I. Seasonal, Local, Natural (Organic) Vegetables (we’ve all heard that classic trio by now! They’re important, but there’s so much more to sustainable. Read on!)
II. Plant-based meals. You don’t need to be vegetarian to occasionally (or regularly) eat nourishing, meat-free meals.
III. Fair trade (label) and thanks for exotic products. I like to add gratefulness and awareness to the extraordinary time we live in, in which we have such easy access to exotic products. No other time in the past or future will know this luxury.
IV. Wild foraged foods and edible weeds! These are the naturally ‘local, organic, seasonal’ vegetables (and fruits, seeds, herbs, spices and nuts) par excellence! And they’re free! Learn to identify and consume these vitamin- and phytonutrient-packed plants!
V. Reducing food waste
- Recycling leftovers for a new meal, up-cycling stale bread, sour raw milk (if you consume dairy) and more
- Learning “principles” instead of recipes. No need to drive to the store if you’re missing an ingredient. Know (or look up) substitutes – swap out a different grain/legume/vegetable/oil/nut and you may even improve the recipe!
- Meal-planning – reducing trips to the store (reducing unnecessary buying temptations) I’ll find another source for more on this tip – it’s definitely not my strong point! :-)

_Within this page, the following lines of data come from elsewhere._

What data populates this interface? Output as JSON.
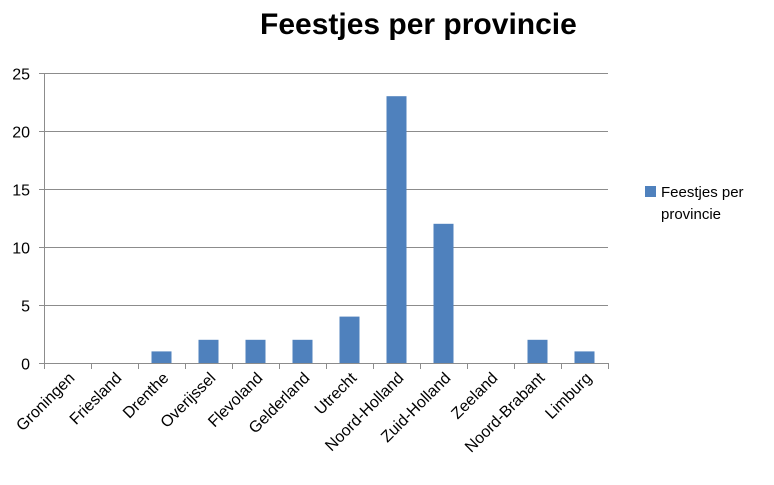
{
  "chart_data": {
    "type": "bar",
    "title": "Feestjes per provincie",
    "xlabel": "",
    "ylabel": "",
    "categories": [
      "Groningen",
      "Friesland",
      "Drenthe",
      "Overijssel",
      "Flevoland",
      "Gelderland",
      "Utrecht",
      "Noord-Holland",
      "Zuid-Holland",
      "Zeeland",
      "Noord-Brabant",
      "Limburg"
    ],
    "series": [
      {
        "name": "Feestjes per provincie",
        "values": [
          0,
          0,
          1,
          2,
          2,
          2,
          4,
          23,
          12,
          0,
          2,
          1
        ]
      }
    ],
    "ylim": [
      0,
      25
    ],
    "yticks": [
      0,
      5,
      10,
      15,
      20,
      25
    ],
    "grid": true,
    "legend_position": "right",
    "color": "#4f81bd"
  }
}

- Composting – if you don’t have chickens to eat your food scraps, composting completes the life cycle back to the Earth. We know that food doesn’t come from our fridge and end in our trash. Putting that knowledge into action is another step.
VI. Fermentation, a food preservation technique that uses less fossil fuel, and the only method of preservation that actually INCREASES nutrient value in food!
- Fermented foods (sauerkraut, kim chi, natural yogurt, sourdough, lacto-fermented vegetables, etc.)
- Fermented beverages (kombucha, kefir, etc.)
- Other low-fuel, ancient preservation techniques (salt preservation)
VII. Cooking techniques that use less fossil fuel
- Boiling vs. steaming vs. baking, etc.
- ‘Passive boiling’
- Combining boiling and steaming to cook multiple foods with one heat source (like using a couscoussière)
- Haybox or fireless cooker, solar ovens
VIII. Housewares, kitchen utensils: grey energy and “Made in Dignity”
- “Noble” materials
- Recycled Plastic
VIII. Reducing non-food waste: Avoiding packaging waste, disposables
IX. Less is more, Ayurveda & flavors. Overall, we tend to eat too much. Period. In part because the food industry produces nutrient-poor, “empty calorie” foods (leaving us hungry). And maybe some of us eat to compensate for living in an insane world (according to our therapists).
I’m not saying there is any one reason or solution, but Ayurveda has an interesting philosophy (among many) that regardless of quantity, if our meal includes the 5 flavors sweet, salty, bitter, sour and pungent, we will be satisfied and crave less.
X. Cooking for joy and pleasure, less guilt and stress – Eco-perfection is not the goal.
- Attitude – There is no such thing as messing up, only another moment on life’s journey. If you have guilt issues over your eco-footprint or stress trying to integrate all these ideas at once, stop and breathe. Take baby steps and head over to a new perspective. Find joy in making changes, one step at a time. Celebrate each step! Pressure on yourself or others will bring resistance. Make it fun (and delicious!) and sustainable change will come more naturally and pleasantly.
- Taste – Pleasure for the mouth, yum!
- Aesthetics – Pleasure for the eyes, wow!
- Cook and/or eat in good company, sharing pleasure.
I will add more explanations and details (and French translation) as we go. Thanks for your patience!